Everything is Illuminated by Jonathan Safran Foer
When this book was first published, it was available in 10 neon-coloured covers. A different coloured cover was featured with each reprinting. That is just one of the several gimmicks featured in Jonathan Safran Foer's clever little debut.
The story is about a young American (in this case, the author himself though it is not told in first person) who goes to Ukraine to trace a woman whom he believes saved his grandfather from the Nazis. In his quest, he is aided by the memorable Alex, Alex's grandfather and their dog ("seeing-eye bitch") Sammy Davis Jr. Jr. Alex is the same age as Jonathan and is keen to impress him with his command of the English language. His letters to Jonathan where he recounts their adventure (in retrospect) form the best part of the book. Hilarious!

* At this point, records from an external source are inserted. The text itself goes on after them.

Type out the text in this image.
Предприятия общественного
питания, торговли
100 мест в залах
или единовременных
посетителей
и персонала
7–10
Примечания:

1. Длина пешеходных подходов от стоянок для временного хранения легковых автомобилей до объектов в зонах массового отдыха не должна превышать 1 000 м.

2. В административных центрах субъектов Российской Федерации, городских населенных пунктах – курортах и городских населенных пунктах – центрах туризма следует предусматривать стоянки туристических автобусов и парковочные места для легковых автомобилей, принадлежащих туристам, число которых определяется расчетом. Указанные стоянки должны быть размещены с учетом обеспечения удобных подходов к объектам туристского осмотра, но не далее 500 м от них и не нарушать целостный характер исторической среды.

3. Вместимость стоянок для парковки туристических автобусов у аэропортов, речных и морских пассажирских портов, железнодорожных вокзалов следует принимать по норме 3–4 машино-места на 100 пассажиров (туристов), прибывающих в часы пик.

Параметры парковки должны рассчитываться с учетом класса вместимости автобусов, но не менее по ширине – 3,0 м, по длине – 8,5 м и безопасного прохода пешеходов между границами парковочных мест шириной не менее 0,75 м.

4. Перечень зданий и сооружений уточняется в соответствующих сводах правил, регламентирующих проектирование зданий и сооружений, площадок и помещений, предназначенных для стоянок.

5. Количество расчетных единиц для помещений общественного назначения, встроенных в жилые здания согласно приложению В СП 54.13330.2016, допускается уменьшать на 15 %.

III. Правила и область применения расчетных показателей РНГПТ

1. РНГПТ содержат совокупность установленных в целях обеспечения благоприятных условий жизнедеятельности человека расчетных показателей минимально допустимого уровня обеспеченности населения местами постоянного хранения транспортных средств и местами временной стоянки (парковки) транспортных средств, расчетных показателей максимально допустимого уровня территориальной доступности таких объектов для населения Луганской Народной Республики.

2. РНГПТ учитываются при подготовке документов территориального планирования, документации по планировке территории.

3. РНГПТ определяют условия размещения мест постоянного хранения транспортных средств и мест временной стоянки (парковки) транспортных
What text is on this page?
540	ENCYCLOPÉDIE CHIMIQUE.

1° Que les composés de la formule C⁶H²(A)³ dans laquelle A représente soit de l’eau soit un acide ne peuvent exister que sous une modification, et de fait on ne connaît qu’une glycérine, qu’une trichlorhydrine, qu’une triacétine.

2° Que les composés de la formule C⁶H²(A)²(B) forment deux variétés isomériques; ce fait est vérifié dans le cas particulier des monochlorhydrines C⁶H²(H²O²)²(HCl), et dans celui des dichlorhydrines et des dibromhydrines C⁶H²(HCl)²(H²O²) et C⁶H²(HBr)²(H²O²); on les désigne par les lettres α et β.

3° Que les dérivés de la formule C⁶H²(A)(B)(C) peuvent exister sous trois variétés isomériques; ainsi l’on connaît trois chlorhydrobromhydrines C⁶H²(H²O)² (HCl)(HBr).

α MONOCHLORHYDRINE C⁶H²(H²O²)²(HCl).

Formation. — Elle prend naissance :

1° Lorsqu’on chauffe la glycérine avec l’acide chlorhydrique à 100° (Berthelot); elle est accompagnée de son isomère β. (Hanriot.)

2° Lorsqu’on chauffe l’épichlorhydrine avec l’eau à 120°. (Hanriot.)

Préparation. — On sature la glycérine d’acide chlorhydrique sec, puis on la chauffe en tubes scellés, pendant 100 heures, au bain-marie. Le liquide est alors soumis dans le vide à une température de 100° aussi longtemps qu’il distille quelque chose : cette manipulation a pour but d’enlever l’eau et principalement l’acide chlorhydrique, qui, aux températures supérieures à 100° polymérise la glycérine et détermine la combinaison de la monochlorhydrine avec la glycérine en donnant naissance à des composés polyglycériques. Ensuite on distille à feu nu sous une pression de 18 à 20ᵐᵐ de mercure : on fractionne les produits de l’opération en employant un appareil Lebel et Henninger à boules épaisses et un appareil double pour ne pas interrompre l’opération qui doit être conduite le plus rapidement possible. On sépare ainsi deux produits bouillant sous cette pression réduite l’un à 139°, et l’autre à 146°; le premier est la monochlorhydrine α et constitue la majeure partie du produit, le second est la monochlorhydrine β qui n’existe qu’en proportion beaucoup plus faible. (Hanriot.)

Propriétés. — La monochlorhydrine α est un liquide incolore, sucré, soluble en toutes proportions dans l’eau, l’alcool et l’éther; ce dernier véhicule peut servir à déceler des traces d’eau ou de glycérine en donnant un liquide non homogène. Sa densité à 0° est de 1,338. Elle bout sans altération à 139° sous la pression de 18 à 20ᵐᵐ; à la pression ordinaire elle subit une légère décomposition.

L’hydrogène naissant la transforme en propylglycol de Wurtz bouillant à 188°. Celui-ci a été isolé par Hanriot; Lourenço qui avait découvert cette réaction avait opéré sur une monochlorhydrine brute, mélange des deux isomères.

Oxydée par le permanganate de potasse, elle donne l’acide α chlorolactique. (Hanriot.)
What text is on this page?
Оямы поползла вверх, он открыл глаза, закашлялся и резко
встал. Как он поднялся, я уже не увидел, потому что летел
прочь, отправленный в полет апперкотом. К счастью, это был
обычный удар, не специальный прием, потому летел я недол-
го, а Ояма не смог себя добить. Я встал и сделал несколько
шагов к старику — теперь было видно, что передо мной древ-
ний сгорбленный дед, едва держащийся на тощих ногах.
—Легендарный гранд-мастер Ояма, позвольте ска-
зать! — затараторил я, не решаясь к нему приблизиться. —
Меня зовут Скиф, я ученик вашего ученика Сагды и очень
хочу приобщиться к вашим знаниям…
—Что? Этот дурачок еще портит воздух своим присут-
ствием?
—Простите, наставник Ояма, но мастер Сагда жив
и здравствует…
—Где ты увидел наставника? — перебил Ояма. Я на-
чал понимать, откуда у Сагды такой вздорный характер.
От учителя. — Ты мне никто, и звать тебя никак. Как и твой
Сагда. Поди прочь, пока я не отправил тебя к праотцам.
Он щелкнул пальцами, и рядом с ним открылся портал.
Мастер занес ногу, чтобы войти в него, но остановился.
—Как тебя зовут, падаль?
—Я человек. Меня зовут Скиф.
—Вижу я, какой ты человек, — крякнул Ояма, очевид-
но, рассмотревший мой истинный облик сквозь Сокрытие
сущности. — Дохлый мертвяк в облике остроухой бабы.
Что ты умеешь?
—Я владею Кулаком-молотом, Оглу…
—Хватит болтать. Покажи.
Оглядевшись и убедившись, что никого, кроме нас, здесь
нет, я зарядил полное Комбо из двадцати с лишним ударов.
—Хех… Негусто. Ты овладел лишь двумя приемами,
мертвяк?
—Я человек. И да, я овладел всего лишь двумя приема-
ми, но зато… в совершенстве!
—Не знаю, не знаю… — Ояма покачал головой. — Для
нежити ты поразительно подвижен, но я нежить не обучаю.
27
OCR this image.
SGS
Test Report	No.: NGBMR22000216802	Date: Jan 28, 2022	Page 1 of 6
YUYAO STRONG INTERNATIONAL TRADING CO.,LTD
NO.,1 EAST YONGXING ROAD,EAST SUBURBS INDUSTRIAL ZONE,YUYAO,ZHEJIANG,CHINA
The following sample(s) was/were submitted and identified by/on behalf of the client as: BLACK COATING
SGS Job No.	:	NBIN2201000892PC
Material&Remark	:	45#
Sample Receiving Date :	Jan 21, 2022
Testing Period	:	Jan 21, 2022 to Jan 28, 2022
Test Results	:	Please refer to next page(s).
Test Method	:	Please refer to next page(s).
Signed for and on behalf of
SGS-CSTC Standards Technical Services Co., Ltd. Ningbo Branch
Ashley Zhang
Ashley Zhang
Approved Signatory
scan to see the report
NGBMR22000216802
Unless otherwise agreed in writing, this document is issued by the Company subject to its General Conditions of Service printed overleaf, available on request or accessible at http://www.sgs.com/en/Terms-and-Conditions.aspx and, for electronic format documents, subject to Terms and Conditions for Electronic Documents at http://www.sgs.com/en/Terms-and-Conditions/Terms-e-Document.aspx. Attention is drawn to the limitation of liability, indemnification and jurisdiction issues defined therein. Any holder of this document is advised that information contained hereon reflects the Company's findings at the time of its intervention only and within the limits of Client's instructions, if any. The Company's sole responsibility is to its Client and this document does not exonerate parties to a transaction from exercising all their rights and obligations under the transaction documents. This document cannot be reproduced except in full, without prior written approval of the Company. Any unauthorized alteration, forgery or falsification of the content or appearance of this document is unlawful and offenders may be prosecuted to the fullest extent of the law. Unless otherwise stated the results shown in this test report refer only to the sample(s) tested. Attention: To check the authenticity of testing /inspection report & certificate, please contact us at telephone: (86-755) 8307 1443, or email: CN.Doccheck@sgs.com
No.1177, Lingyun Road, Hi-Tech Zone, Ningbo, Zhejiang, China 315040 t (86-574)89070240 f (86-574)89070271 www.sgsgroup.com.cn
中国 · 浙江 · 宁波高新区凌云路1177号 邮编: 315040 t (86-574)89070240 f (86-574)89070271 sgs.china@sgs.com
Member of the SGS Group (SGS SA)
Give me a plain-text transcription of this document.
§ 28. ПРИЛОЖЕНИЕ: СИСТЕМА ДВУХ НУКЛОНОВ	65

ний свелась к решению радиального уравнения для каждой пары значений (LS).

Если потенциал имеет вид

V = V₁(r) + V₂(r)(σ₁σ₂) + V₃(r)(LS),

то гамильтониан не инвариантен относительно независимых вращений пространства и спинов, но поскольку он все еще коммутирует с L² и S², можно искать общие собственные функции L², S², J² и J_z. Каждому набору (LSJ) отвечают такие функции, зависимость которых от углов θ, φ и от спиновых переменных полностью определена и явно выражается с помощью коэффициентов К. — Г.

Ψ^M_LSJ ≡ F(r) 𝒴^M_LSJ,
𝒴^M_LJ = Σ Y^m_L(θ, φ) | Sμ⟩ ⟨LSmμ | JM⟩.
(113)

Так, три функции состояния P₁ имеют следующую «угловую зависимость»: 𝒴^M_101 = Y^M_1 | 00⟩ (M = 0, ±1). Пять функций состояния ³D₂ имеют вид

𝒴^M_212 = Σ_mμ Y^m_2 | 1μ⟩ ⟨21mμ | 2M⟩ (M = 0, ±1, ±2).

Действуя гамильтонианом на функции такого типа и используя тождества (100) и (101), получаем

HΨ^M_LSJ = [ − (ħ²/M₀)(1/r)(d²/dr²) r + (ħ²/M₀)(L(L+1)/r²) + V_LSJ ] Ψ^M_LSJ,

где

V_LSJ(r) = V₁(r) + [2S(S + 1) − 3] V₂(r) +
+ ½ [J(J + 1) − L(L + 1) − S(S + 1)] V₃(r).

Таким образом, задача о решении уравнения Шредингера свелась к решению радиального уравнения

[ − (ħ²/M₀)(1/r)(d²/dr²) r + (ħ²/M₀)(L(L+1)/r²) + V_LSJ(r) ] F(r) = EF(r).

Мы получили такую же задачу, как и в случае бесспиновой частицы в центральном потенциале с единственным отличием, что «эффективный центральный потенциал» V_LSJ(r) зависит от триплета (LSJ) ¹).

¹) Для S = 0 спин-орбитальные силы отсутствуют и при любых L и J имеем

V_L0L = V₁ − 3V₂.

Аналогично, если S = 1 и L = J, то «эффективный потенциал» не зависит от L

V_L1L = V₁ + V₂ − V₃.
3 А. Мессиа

The narrative alternates between Alex's letters and events featuring Jonathan's ancestors from his great-great-great-great grandmother all the way down the Nazi decimation of the ancestral village. The final chapters are often moving and the humour never takes away from the horrors of Second World War.
About the style, Jonathan Safran Foer is a master of the language. And he plays with it much like how a potter would mould clay. Bringing words and phrases alive with wit and imagination. In one of the final chapters, there's one unpunctuated sentence which stretches across three pages so you feel the breathlessness of the rant. In another part, nearly two pages are filled with the words 'we are writing...' and you willingly indulge the author. He breaks all the rules and invites the reader to join him in this new game.
I was loathe to put this book down. It was an all-consuming read. Effortlessly, extraordinarily brilliant.